The headline on the Grub Street article asks “Should Restaurants be Worried?” The BEA data suggest the answer is “no.”

Dealing with Lazy Survey Takers

A tweet by @thefarmbabe earlier this week has renewed interest in my survey result from back in January 2015, where we found more than 80% of survey respondents said they wanted mandatory labels on foods containing DNA. For interested readers, see this discussion on the result, a follow-up survey where the question was asked in a different way with essentially the same result, or this peer-reviewed journal article with Brandon McFadden where we found basically the same result in yet another survey sample. No matter how we asked this question, it seems 80% of survey respondents say they want to label foods because they have DNA.

All this is probably good motivation for this recent study that Trey Malone and I just published in the journal Economic Inquiry. While there are many possible reasons for the DNA-label results (as I discussed here), one possibility is that survey takers aren’t paying very close attention to the questions being asked.
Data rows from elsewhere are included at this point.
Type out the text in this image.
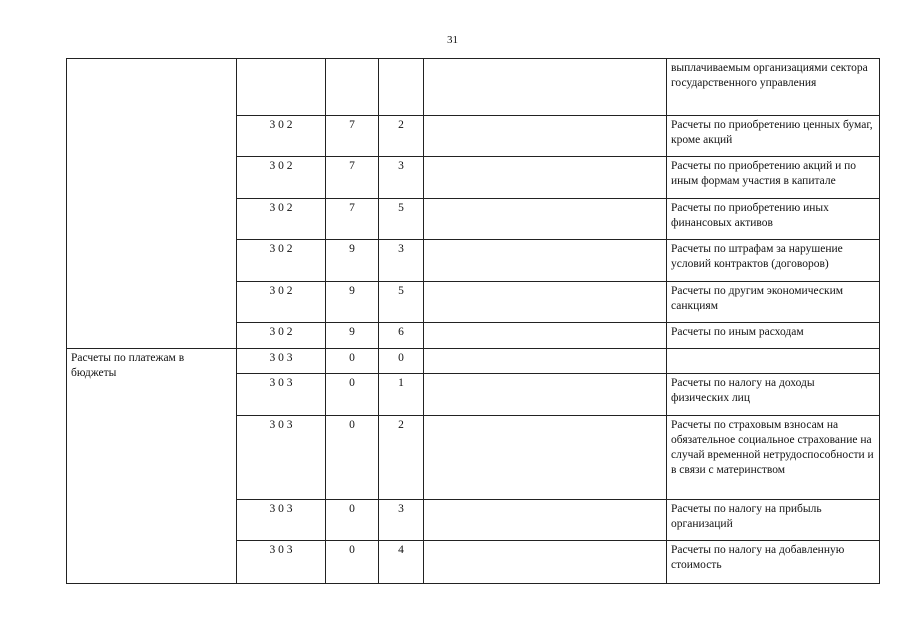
31
					выплачиваемым организациями сектора государственного управления
	3 0 2	7	2		Расчеты по приобретению ценных бумаг, кроме акций
	3 0 2	7	3		Расчеты по приобретению акций и по иным формам участия в капитале
	3 0 2	7	5		Расчеты по приобретению иных финансовых активов
	3 0 2	9	3		Расчеты по штрафам за нарушение условий контрактов (договоров)
	3 0 2	9	5		Расчеты по другим экономическим санкциям
	3 0 2	9	6		Расчеты по иным расходам
Расчеты по платежам в бюджеты	3 0 3	0	0		
	3 0 3	0	1		Расчеты по налогу на доходы физических лиц
	3 0 3	0	2		Расчеты по страховым взносам на обязательное социальное страхование на случай временной нетрудоспособности и в связи с материнством
	3 0 3	0	3		Расчеты по налогу на прибыль организаций
	3 0 3	0	4		Расчеты по налогу на добавленную стоимость
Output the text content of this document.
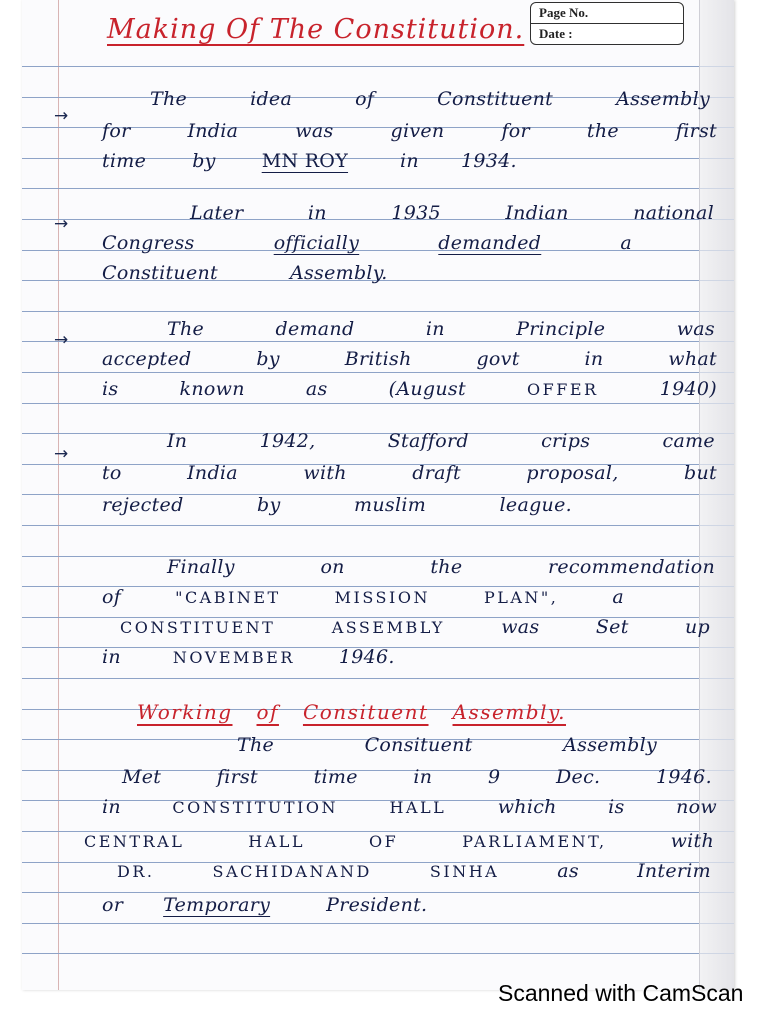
Page No.
Date :
Making Of The Constitution.
→
→
→
→
The	idea	of	Constituent	Assembly
for	India	was	given	for	the	first
time by MN ROY	in 1934.
Later	in	1935	Indian	national
Congress	officially	demanded	a
Constituent	Assembly.
The	demand	in	Principle	was
accepted	by	British	govt	in	what
is	known	as	(August	OFFER	1940)
In	1942,	Stafford	crips	came
to	India	with	draft	proposal,	but
rejected	by	muslim	league.
Finally	on	the	recommendation
of	"CABINET	MISSION	PLAN",	a
CONSTITUENT	ASSEMBLY	was	Set	up
in	NOVEMBER 1946.
Working of Consituent Assembly.
The	Consituent	Assembly
Met	first	time	in	9	Dec.	1946.
in	CONSTITUTION	HALL	which	is	now
CENTRAL	HALL	OF	PARLIAMENT,	with
DR.	SACHIDANAND	SINHA	as	Interim
or Temporary	President.
Scanned with CamScan
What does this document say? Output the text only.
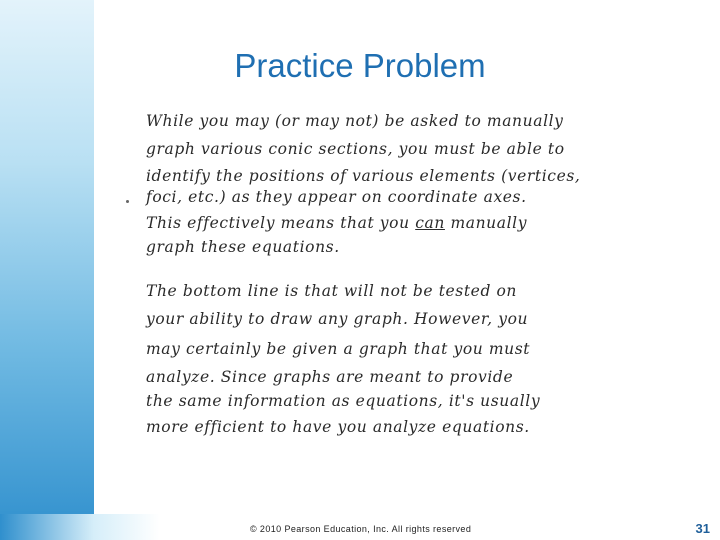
Practice Problem
While you may (or may not) be asked to manually
graph various conic sections, you must be able to
identify the positions of various elements (vertices,
foci, etc.) as they appear on coordinate axes.
This effectively means that you can manually
graph these equations.
The bottom line is that will not be tested on
your ability to draw any graph. However, you
may certainly be given a graph that you must
analyze. Since graphs are meant to provide
the same information as equations, it's usually
more efficient to have you analyze equations.
© 2010 Pearson Education, Inc. All rights reserved	31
One method that’s been around a while to control for this problem is to use a “trap question” in a survey. The idea is to “trap” inattentive respondents by making it appear one question is being asked, when in fact - if you read closely - a different question is asked. Here are two of the trap questions we studied.

trapquestions.JPG

About 22% missed the first trap question (they did not click “high” to the last question in figure 2A) and about 25% missed the second question (the respondent clicked an emotion rather than “none of the above” in question 2B). So far, this isn’t all that new.

Trey’s idea was to prompt people who missed the trap question. Participants who incorrectly responded were given the following prompt, “You appear to have misunderstood the previous question. Please be sure to read all directions clearly before you respond.” The respondent then had the chance to revise their answers to the trap question they missed before proceeding to the rest of the survey. Among the “trapped” respondents, about 44% went back and correctly answered the first question, whereas about 67% went back and correctly answered the second question. Thus, this “nudge” led to an increase in attentiveness among a non-trivial number of respondents.

After the trap questions and potential prompts, respondents subsequently answered several discrete choice questions about which beer brands they’d prefer at different prices. Here are the key findings:

We find that individuals who miss trap questions and do not correctly revise their responses have significantly different choice patterns as compared to individuals who correctly answer the trap question. Adjusting for these inattentive responses has a substantive impact on policy impacts. Results, based on attentive participant responses, indicate that a minimum beer price would have to be substantial to substantially reduce beer demand.

In our policy simulations, we find a counter-intuitive result - a minimum beer price (as implemented in some parts of the UK) might actually increase alcohol consumption as it leads to a substitution from lower to higher alcohol content beers.

In another paper in the European Review of Agricultural Economics that was published back in July, Trey and I proposed a different, yet easy-to-interpret measure of (and way to fix) inattention bias in discrete choice statistical models.

Taken together, these papers show that inattention is a significant problem in surveys, and that adjusting results for inattention can substantively alter one’s results.

We haven’t yet done a study of whether people who say they want DNA labels are more or less likely to miss trap question or exhibit other forms of inattention bias, but that seems a natural question to ask. Still, inattention can’t be the full explanation for absurd label preferences. We’ve never found inattention bias as high as the level of support for mandatory labels on foods indicating the presence/absence of DNA.